A catapult is a mechanical device designed to launch a projectile over a distance. It relies on basic mechanical principles, primarily classifying it as a Lever. The lever is one of the six classic simple machines, which are fundamental devices that change the direction or magnitude of a force.
The Catapult as a Lever System
A lever is defined by three main components: the fulcrum, the effort, and the load. The fulcrum is the fixed point around which the lever arm pivots, while the effort is the input force applied to the arm. The load is the object being moved or resisted, which in a catapult is the projectile.
The catapult’s rigid throwing arm acts as the lever, and the axle or hinge connecting the arm to the base serves as the fulcrum. The primary function of the catapult is to transform a relatively slow input force into a very high velocity for the projectile. This is achieved by creating a long “load arm” distance, which is the segment of the lever arm between the fulcrum and the projectile.

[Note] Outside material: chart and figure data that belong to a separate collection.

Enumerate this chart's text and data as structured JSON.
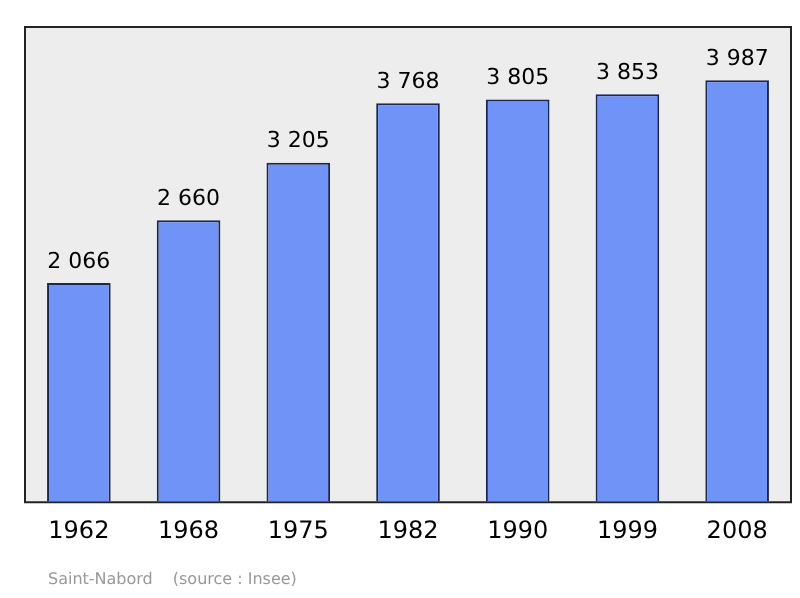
{
  "chart_data": {
    "type": "bar",
    "categories": [
      "1962",
      "1968",
      "1975",
      "1982",
      "1990",
      "1999",
      "2008"
    ],
    "values": [
      2066,
      2660,
      3205,
      3768,
      3805,
      3853,
      3987
    ],
    "value_labels": [
      "2 066",
      "2 660",
      "3 205",
      "3 768",
      "3 805",
      "3 853",
      "3 987"
    ],
    "color": "#7093f7",
    "relative": false,
    "grid": false,
    "legend": false,
    "annotations": [
      "Saint-Nabord",
      "(source : Insee)"
    ]
  }
}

By applying the effort over a short distance, the lever converts that movement into a much larger arc traveled by the load. This design trades mechanical advantage, which would normally reduce the needed input force, for a significant speed gain at the end of the arm. The projectile’s final velocity is directly related to the length of this load arm and the speed of the lever’s rotation.
Applying the Three Classes of Levers
While all catapults operate on the lever principle, their specific mechanical design dictates which of the three lever classes they represent. This distinction depends on the relative position of the fulcrum, effort, and load along the arm.

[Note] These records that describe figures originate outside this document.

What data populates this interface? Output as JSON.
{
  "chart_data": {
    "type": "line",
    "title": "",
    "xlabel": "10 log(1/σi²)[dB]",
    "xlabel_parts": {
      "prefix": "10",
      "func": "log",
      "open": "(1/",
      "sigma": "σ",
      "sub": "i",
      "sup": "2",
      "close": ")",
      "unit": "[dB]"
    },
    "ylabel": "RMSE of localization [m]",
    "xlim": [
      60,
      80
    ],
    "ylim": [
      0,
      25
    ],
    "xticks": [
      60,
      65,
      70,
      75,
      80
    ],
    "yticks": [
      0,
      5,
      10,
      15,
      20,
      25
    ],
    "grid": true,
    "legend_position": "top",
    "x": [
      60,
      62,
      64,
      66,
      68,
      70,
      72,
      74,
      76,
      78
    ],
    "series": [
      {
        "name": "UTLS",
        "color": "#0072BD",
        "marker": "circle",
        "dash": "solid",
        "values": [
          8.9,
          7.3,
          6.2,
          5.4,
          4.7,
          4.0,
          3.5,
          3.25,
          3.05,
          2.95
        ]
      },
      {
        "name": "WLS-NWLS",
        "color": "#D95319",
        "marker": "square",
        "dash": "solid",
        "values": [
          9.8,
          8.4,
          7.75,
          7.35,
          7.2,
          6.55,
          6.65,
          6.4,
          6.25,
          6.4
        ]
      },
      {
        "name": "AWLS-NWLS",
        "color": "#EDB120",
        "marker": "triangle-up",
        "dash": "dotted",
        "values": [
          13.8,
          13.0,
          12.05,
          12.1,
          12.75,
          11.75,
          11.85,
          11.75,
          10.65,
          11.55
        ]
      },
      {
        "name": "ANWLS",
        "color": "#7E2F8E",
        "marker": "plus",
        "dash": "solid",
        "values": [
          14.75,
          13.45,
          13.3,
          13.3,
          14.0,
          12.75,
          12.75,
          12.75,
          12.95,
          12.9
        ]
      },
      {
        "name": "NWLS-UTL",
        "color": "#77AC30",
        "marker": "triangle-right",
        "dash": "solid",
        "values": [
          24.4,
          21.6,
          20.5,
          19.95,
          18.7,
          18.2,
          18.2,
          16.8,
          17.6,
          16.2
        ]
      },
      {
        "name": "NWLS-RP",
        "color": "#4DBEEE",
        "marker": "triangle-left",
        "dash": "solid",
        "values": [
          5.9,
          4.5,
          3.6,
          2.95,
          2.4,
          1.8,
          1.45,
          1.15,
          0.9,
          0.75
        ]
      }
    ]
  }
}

The Trebuchet, a well-known gravity-powered siege engine, typically functions as a Class 1 lever where the fulcrum is located between the effort and the load. In this design, the counterweight (effort) falls downward on one side, rotating the arm around the pivot point (fulcrum) and launching the projectile (load) on the opposite side.
Other designs, such as the Onager or a torsion-powered Mangonel, often operate as a Class 3 lever. This class is characterized by the effort being situated between the fulcrum and the load. The fulcrum is at the axle, the projectile is at the end of the arm, and the force from the twisted ropes or springs (effort) is applied to the arm somewhere in the middle. This Class 3 arrangement maximizes the output distance and speed of the projectile.